La visión de esta impresionante imagen permite apreciar el resultado de las restauraciones seculares, desde las intervenciones decimonónicas de Cesáreo Ramos hasta los trabajos contemporáneos de los hermanos Cruz Solís en 1995. Cada plano detalle de la policromía, limpia y reforzada, atestigua el respeto absoluto por la morfología original de una imagen que, a pesar de los siglos, mantiene intacta su capacidad de interpelar al devoto. La luz que baña la Capilla Sacramental durante este besapiés, captada con maestría en esta galería, subraya la vitalidad y la perfección formal de una talla que es eje central de la corporación.
El preámbulo de una Novena solemne y el Jubileo eucarístico
Este encuentro íntimo con el Señor de Pasión es el preludio de un ambicioso programa de cultos. Tras la conclusión del besapiés este sábado, la hermandad celebrará el traslado de la imagen al altar de novena el próximo 4 de enero. La Solemne Novena, que se extenderá del 9 al 17 de enero bajo la dirección del R.P.D. José Márquez Valdés, será el preámbulo de la Función Principal de Instituto, presidida el domingo 18 por el Arzobispo de Sevilla, José Ángel Saiz Meneses.

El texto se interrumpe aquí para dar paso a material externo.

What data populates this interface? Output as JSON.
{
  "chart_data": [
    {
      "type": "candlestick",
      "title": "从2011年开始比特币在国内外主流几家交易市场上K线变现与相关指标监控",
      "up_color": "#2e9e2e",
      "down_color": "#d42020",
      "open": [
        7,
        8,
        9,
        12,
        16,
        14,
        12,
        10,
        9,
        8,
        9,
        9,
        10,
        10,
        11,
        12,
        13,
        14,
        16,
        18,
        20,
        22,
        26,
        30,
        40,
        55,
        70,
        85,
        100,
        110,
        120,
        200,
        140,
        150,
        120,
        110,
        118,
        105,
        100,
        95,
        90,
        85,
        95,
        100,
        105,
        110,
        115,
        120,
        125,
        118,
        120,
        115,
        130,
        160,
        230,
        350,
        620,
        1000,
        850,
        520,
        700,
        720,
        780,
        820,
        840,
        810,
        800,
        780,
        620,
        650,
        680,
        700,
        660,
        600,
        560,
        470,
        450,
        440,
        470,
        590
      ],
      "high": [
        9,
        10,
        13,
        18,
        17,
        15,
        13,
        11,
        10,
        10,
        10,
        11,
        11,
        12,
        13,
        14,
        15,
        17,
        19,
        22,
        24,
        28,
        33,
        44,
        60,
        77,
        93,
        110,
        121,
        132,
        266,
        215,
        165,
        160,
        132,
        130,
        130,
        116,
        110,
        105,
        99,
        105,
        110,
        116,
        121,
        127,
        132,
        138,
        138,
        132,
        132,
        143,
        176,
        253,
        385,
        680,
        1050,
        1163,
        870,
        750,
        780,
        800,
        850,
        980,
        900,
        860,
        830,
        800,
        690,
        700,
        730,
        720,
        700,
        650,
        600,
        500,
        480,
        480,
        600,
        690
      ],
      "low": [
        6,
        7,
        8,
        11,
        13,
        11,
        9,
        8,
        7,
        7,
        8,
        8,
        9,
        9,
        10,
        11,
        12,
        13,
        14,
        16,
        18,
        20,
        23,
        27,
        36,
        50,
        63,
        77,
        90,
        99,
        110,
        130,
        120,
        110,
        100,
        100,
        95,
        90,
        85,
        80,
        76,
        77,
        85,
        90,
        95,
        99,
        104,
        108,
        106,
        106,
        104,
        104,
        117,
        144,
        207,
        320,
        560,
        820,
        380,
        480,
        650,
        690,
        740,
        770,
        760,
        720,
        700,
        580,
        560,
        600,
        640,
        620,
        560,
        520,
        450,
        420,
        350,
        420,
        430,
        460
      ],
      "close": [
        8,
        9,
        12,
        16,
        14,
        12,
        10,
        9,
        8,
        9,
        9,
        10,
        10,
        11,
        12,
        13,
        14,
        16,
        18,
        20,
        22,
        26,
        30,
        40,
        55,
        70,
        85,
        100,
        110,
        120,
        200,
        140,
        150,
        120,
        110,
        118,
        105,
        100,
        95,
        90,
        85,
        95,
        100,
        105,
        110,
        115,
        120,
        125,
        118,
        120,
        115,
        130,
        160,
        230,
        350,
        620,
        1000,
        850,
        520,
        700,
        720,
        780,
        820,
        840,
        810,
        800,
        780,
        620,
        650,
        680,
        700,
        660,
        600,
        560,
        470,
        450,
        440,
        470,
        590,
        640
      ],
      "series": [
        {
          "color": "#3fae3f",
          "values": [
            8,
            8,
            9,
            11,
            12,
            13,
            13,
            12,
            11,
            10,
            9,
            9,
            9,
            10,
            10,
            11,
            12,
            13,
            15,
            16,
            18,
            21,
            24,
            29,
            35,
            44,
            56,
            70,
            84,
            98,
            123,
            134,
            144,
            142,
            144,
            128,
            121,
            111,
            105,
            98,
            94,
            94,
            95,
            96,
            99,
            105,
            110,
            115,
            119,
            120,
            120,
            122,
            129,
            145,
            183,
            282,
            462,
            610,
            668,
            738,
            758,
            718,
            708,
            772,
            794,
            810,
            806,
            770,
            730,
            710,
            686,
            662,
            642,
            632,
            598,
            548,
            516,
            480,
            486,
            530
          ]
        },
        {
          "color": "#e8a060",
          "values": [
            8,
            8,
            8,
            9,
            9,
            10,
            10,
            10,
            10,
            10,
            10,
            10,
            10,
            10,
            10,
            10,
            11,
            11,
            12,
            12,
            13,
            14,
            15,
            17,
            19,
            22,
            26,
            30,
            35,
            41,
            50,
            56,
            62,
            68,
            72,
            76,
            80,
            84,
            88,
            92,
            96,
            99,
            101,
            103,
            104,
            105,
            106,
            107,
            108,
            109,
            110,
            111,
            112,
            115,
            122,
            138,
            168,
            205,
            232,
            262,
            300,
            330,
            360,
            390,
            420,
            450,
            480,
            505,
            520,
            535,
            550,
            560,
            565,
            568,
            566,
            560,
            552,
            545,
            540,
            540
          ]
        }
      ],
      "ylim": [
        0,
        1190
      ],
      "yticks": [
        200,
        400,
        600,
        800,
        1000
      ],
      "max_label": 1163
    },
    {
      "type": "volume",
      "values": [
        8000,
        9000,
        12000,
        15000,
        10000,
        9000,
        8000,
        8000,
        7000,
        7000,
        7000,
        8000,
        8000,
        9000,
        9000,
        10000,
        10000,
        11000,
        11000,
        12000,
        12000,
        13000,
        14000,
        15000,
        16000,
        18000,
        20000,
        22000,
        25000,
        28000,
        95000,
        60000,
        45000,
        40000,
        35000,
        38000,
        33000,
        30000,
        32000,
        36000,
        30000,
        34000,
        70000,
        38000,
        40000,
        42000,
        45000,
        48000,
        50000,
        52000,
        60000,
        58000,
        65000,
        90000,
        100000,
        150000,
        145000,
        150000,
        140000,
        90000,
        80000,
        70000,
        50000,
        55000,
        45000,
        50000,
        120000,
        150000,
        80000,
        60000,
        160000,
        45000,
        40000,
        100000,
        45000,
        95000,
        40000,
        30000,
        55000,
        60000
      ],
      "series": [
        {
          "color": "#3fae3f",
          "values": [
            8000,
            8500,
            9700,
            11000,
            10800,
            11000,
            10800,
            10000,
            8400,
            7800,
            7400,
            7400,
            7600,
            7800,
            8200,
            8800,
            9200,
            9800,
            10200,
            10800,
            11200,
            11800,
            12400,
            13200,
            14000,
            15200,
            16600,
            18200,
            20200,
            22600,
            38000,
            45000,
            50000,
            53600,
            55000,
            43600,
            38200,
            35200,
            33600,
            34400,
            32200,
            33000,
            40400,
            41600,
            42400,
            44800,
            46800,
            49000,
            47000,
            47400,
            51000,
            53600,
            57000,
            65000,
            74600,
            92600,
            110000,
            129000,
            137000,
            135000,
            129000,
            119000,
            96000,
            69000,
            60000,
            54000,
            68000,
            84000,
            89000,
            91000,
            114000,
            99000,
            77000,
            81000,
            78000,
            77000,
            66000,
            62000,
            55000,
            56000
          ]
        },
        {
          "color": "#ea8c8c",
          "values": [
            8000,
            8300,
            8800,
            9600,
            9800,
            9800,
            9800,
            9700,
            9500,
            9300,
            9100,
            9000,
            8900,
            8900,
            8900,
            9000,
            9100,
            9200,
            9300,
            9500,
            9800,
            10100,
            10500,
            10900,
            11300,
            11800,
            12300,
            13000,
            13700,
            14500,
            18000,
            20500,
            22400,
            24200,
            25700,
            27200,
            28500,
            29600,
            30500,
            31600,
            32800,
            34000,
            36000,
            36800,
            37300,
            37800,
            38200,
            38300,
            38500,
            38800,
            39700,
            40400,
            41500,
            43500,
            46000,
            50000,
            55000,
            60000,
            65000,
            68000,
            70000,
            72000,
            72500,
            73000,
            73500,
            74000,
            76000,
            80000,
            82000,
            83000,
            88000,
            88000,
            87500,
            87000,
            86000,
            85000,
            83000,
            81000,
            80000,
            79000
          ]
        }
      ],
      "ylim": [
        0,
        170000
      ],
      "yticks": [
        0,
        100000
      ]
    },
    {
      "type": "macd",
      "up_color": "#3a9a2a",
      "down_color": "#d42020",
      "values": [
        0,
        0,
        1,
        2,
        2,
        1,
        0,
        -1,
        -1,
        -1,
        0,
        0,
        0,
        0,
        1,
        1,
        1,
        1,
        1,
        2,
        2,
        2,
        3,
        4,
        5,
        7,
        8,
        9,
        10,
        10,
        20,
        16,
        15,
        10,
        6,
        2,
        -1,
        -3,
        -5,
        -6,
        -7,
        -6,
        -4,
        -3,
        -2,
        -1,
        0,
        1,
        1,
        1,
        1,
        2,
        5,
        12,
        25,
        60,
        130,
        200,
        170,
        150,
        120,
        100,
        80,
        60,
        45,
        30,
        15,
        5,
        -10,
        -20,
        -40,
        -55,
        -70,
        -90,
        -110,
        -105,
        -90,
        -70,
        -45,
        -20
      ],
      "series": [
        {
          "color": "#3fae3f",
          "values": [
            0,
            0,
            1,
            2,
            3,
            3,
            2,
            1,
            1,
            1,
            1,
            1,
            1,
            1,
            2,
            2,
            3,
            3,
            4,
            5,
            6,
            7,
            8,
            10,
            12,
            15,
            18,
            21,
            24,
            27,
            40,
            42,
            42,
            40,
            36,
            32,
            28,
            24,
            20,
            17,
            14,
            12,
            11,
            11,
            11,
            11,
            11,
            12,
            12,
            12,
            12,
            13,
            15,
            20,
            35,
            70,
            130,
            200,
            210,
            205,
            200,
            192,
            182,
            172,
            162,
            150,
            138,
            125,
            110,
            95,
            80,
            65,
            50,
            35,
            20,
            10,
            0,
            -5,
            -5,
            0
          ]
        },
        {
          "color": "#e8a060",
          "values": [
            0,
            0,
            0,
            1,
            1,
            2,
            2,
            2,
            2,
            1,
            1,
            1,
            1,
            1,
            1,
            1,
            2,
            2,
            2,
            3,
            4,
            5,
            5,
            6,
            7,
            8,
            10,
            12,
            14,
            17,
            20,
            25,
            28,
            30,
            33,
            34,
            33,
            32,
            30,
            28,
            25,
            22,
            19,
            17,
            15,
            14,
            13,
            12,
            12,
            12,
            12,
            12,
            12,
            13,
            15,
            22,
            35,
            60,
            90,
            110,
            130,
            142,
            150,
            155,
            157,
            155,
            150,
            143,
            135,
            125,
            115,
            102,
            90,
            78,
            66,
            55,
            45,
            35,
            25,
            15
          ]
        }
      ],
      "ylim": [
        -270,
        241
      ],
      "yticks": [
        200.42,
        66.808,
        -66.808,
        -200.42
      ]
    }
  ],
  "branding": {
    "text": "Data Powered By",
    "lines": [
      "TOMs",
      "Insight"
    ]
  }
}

La agenda religiosa se completará con el Jubileo de las Cuarenta Horas en la Capilla Sacramental, un periodo de luz y vela que reforzará el carácter eucarístico de la hermandad. Las fotografías de Benito Álvarez no solo documentan un acto litúrgico, sino que se convierten en un documento artístico que cierra el círculo de fe e historia. A través de su mirada, el espectador puede casi sentir el silencio orante de la Colegial, reafirmando que, en la capital hispalense, la hora del Señor de Pasión es un referente espiritual que, cada enero, detiene el pulso de la ciudad ante el prodigio de la madera sagrada.